The alarming video comes on the heels of attacks on three people of Indian origin in the last couple of weeks.
A masked gunman shot a Sikh man after telling him to get out of the country over the weekend. And, less than ten days before that, two Indian men were shot in a Kansas bar by a man yelling the same words.
Alok Madasani, 32, was injured and Srinivas Kuchibhotla, 32, was killed in that attack. The killing sent shivers down the spine of several immigrants.

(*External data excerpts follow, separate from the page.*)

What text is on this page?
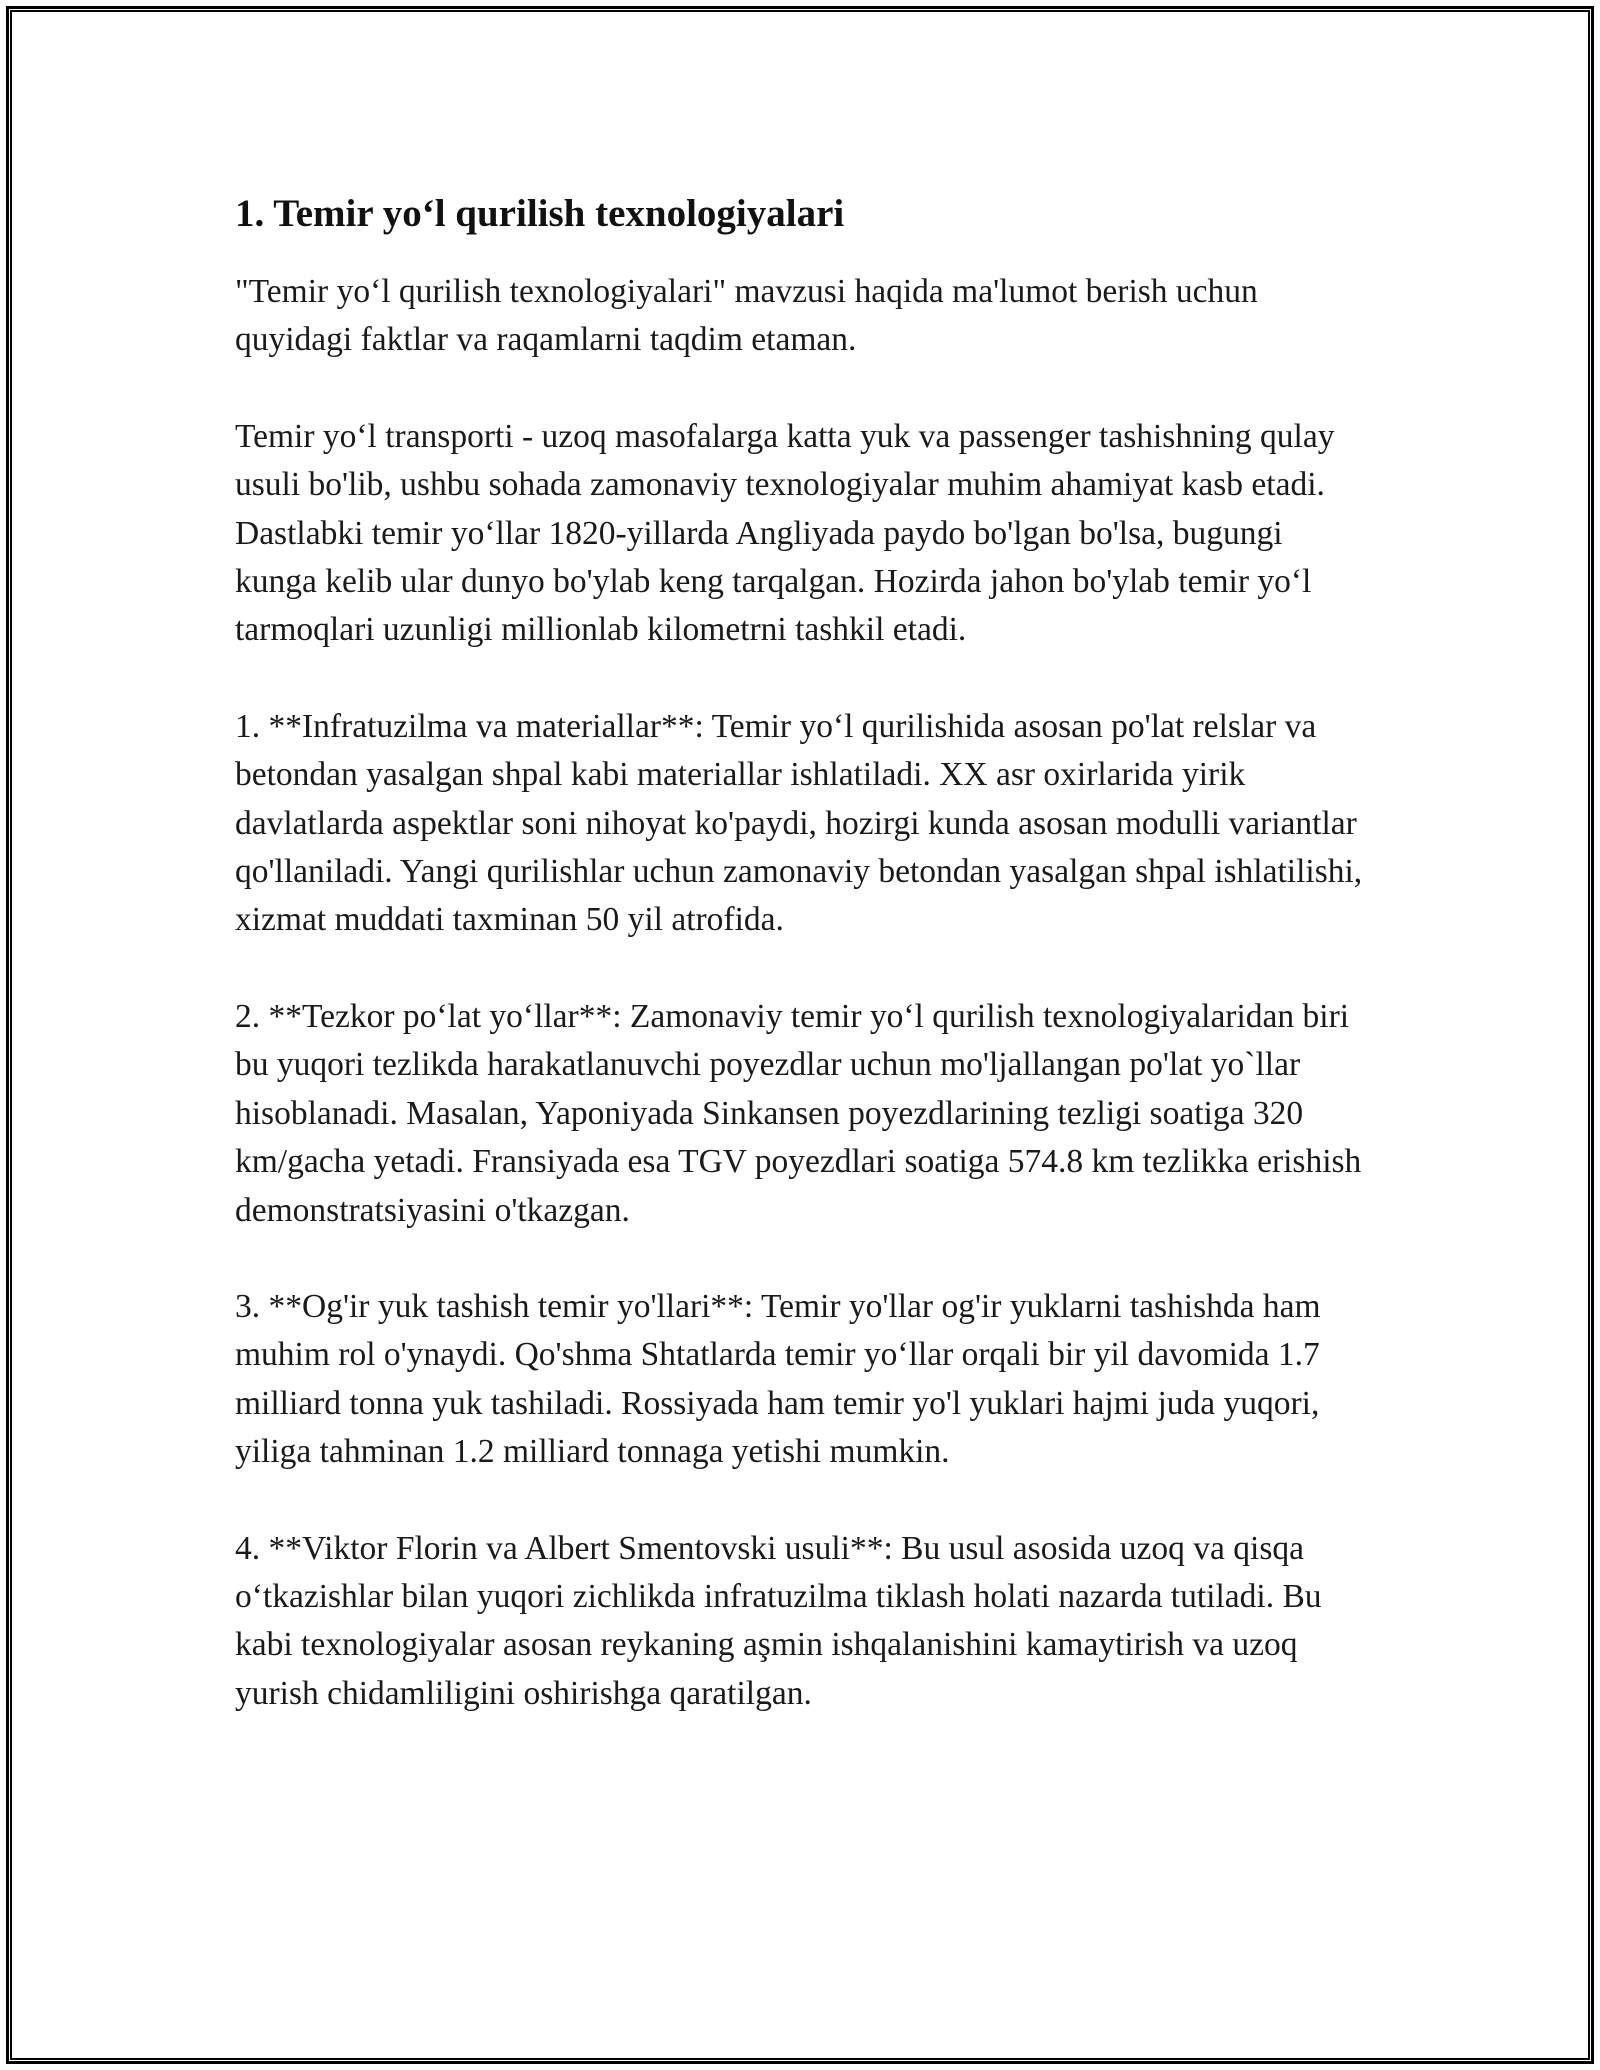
1. Temir yo‘l qurilish texnologiyalari

"Temir yo‘l qurilish texnologiyalari" mavzusi haqida ma'lumot berish uchun quyidagi faktlar va raqamlarni taqdim etaman.

Temir yo‘l transporti - uzoq masofalarga katta yuk va passenger tashishning qulay usuli bo'lib, ushbu sohada zamonaviy texnologiyalar muhim ahamiyat kasb etadi. Dastlabki temir yo‘llar 1820-yillarda Angliyada paydo bo'lgan bo'lsa, bugungi kunga kelib ular dunyo bo'ylab keng tarqalgan. Hozirda jahon bo'ylab temir yo‘l tarmoqlari uzunligi millionlab kilometrni tashkil etadi.

1. **Infratuzilma va materiallar**: Temir yo‘l qurilishida asosan po'lat relslar va betondan yasalgan shpal kabi materiallar ishlatiladi. XX asr oxirlarida yirik davlatlarda aspektlar soni nihoyat ko'paydi, hozirgi kunda asosan modulli variantlar qo'llaniladi. Yangi qurilishlar uchun zamonaviy betondan yasalgan shpal ishlatilishi, xizmat muddati taxminan 50 yil atrofida.

2. **Tezkor po‘lat yo‘llar**: Zamonaviy temir yo‘l qurilish texnologiyalaridan biri bu yuqori tezlikda harakatlanuvchi poyezdlar uchun mo'ljallangan po'lat yo`llar hisoblanadi. Masalan, Yaponiyada Sinkansen poyezdlarining tezligi soatiga 320 km/gacha yetadi. Fransiyada esa TGV poyezdlari soatiga 574.8 km tezlikka erishish demonstratsiyasini o'tkazgan.

3. **Og'ir yuk tashish temir yo'llari**: Temir yo'llar og'ir yuklarni tashishda ham muhim rol o'ynaydi. Qo'shma Shtatlarda temir yo‘llar orqali bir yil davomida 1.7 milliard tonna yuk tashiladi. Rossiyada ham temir yo'l yuklari hajmi juda yuqori, yiliga tahminan 1.2 milliard tonnaga yetishi mumkin.

4. **Viktor Florin va Albert Smentovski usuli**: Bu usul asosida uzoq va qisqa o‘tkazishlar bilan yuqori zichlikda infratuzilma tiklash holati nazarda tutiladi. Bu kabi texnologiyalar asosan reykaning aşmin ishqalanishini kamaytirish va uzoq yurish chidamliligini oshirishga qaratilgan.
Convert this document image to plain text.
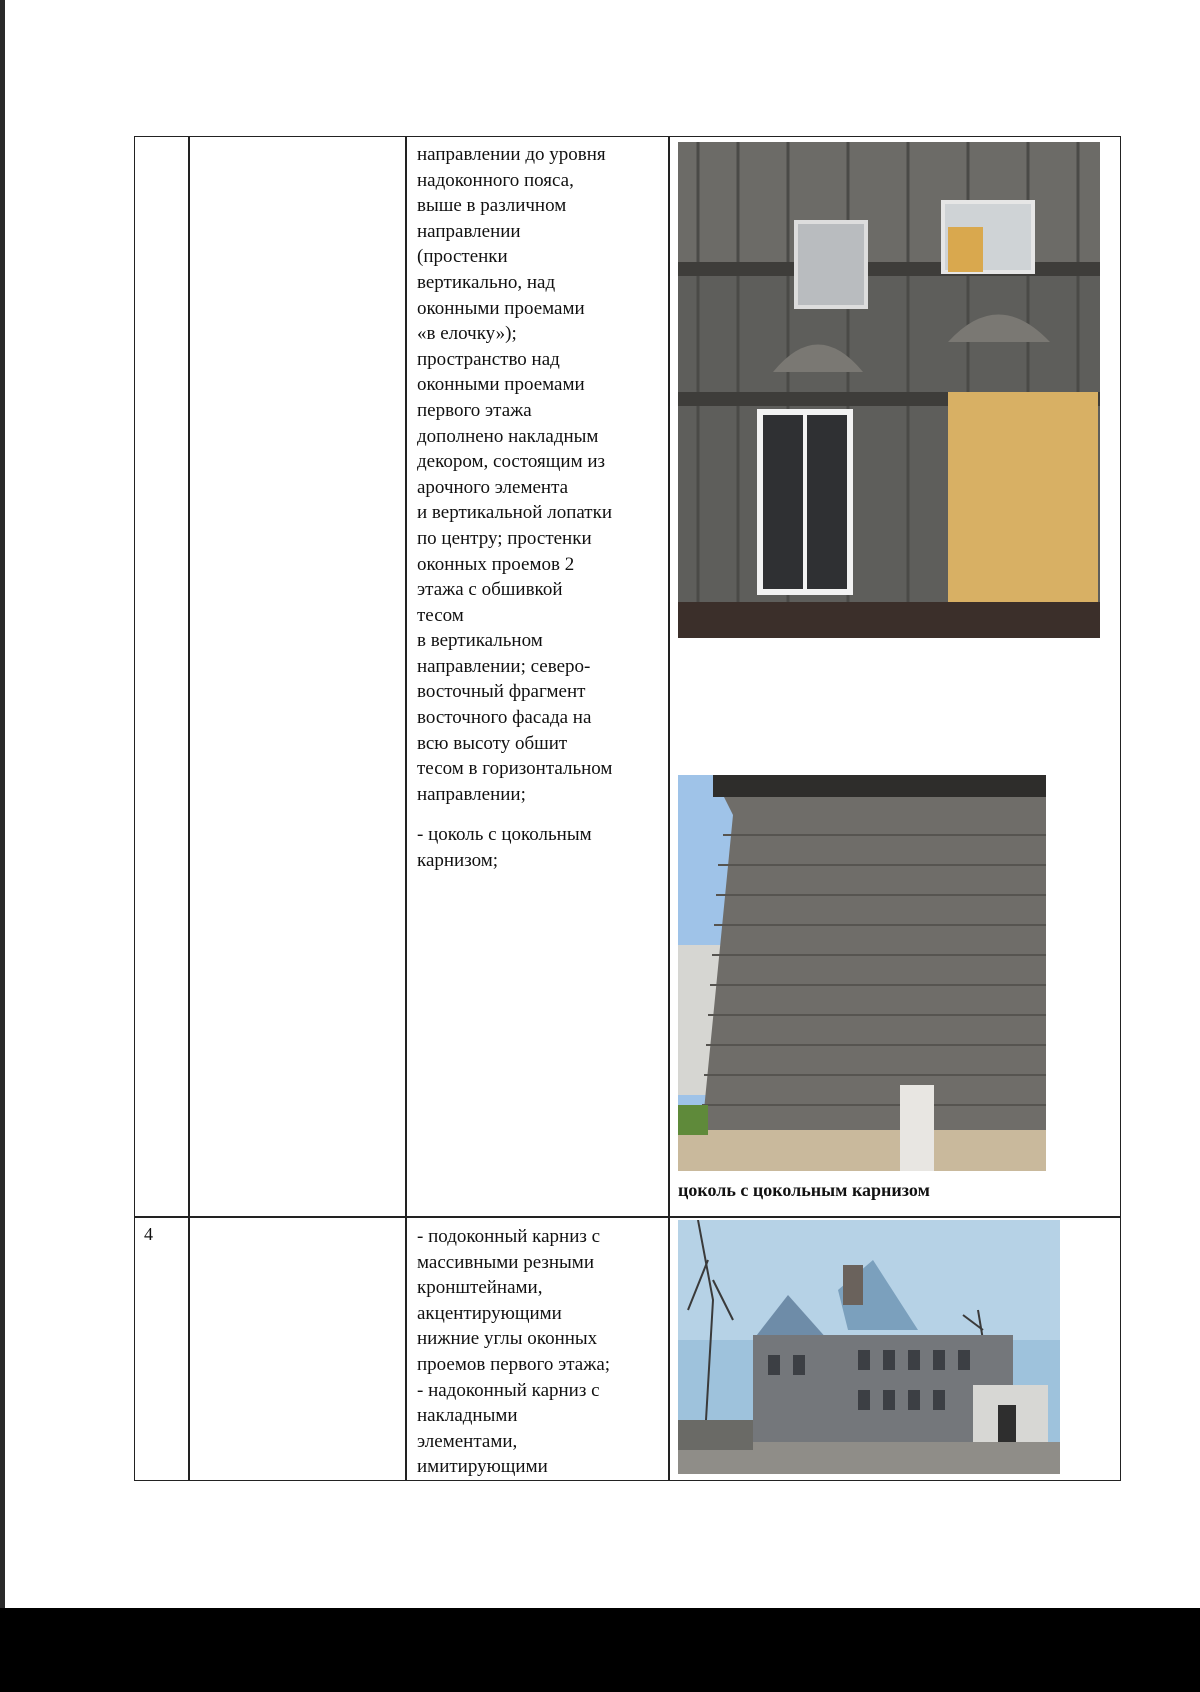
направлении до уровня
надоконного пояса,
выше в различном
направлении
(простенки
вертикально, над
оконными проемами
«в елочку»);
пространство над
оконными проемами
первого этажа
дополнено накладным
декором, состоящим из
арочного элемента
и вертикальной лопатки
по центру; простенки
оконных проемов 2
этажа с обшивкой
тесом
в вертикальном
направлении; северо-
восточный фрагмент
восточного фасада на
всю высоту обшит
тесом в горизонтальном
направлении;

- цоколь с цокольным
карнизом;

цоколь с цокольным карнизом
4	- подоконный карниз с
массивными резными
кронштейнами,
акцентирующими
нижние углы оконных
проемов первого этажа;
- надоконный карниз с
накладными
элементами,
имитирующими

The attacks are being investigated as hate crimes by federal law enforcement.
"It does affect you, and you can't help but think about it when you're out," said Rina Shah, a Columbus resident who emigrated from India in 1994.
The Ohio Indian community held a candlelight vigil for Kuchibhotla in front of the state capital in Columbus on Sunday.
"People are a little bit nervous, a lot of people called me when the video came out," said Niranjan Patel, chairman of the Federation of Indian Associations of Central Ohio. "But we have to stay strong and know that this does not represent the whole country," he said.
Editor's Note: This article was updated to correct the name of Terence Chiu. A previous version incorrectly spelled Chiu's first name as Terrance.